The ACMS follows the model of other makerspaces on campus—such as M5, located in the lower level of Marcus Hall—in offering a workspace for students to work on various projects. However, the ACMS differs from other spaces on campus in that they’re open to every major.
“M5 is basically reserved for electrical and computer engineering majors, and I thought that was great, because I love electronics and kind of love engineering as well, but for me being a math major, I wouldn’t have access to the makerspace,” explained Jack Champagne, a freshman math major (although he’s soon changing to computer science), and staff member at ACMS.
“So, I came in here, I learned a little bit about the space, and I realized, oh this space is for all the majors that come here.
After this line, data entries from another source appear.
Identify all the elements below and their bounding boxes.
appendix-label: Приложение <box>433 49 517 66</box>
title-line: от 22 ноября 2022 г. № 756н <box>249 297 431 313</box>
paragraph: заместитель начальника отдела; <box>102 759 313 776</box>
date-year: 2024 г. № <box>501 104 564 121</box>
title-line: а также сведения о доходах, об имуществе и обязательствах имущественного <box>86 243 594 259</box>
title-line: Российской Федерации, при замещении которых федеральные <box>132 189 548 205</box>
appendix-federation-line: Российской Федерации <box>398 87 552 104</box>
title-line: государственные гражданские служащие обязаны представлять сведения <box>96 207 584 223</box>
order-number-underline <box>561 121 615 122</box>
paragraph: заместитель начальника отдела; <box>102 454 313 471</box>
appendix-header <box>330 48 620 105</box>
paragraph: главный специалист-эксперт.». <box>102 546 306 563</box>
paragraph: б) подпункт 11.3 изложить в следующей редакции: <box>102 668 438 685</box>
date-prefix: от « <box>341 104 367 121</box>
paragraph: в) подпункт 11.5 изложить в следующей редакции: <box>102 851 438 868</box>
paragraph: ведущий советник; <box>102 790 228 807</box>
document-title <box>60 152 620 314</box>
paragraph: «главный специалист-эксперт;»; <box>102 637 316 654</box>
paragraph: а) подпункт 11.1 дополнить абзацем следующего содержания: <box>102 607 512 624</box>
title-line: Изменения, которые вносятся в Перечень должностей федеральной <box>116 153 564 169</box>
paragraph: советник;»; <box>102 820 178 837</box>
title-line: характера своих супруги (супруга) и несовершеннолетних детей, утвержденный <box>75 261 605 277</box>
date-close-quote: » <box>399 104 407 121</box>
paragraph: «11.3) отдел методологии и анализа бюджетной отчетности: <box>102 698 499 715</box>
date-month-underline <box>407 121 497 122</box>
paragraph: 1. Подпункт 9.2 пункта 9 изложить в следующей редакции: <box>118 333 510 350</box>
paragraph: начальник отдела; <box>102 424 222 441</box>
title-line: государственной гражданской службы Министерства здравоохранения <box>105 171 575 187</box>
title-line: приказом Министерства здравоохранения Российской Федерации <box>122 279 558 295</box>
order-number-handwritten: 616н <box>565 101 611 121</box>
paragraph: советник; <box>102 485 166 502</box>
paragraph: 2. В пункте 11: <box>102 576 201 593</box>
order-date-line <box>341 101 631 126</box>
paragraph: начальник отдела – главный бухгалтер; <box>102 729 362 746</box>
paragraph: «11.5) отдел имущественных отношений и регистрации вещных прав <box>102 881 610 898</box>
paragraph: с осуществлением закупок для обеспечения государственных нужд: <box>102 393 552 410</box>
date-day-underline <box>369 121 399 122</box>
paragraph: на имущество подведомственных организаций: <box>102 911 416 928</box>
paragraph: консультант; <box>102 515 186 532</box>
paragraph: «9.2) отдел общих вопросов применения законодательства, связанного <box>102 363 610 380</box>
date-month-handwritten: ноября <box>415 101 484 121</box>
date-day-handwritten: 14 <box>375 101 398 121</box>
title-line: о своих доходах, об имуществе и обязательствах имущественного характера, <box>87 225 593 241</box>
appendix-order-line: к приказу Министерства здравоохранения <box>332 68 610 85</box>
You can be an arts major, you can be math (like me), you can be computer science, or even engineering,” he added.
Aside from being a working space for all students, the ACMS is also a place to learn. Whether it’s designing something for 3D printing or learning how to build a table, the ACMS staff has the expertise to teach and train students in whatever crafty skill they need.
“I didn’t know how to build a table. I came to ACMS, and I was taught how to use a bunch of different power tools. I learned how to use a chop saw, a cable saw, and now I have a pretty proficient understanding of woodworking,” said Phillip Van, a junior mechanical engineer major and ACMS staff member.
“We’re really just a space just to help people make projects that they need or want to make, whether it’s personal or academic,” Van said.
Note: The new location of the ACMS until Summer 2020 is the Astronomy Research Facility at 115 Natural Resources Road, near Elab and Gunness Laboratory.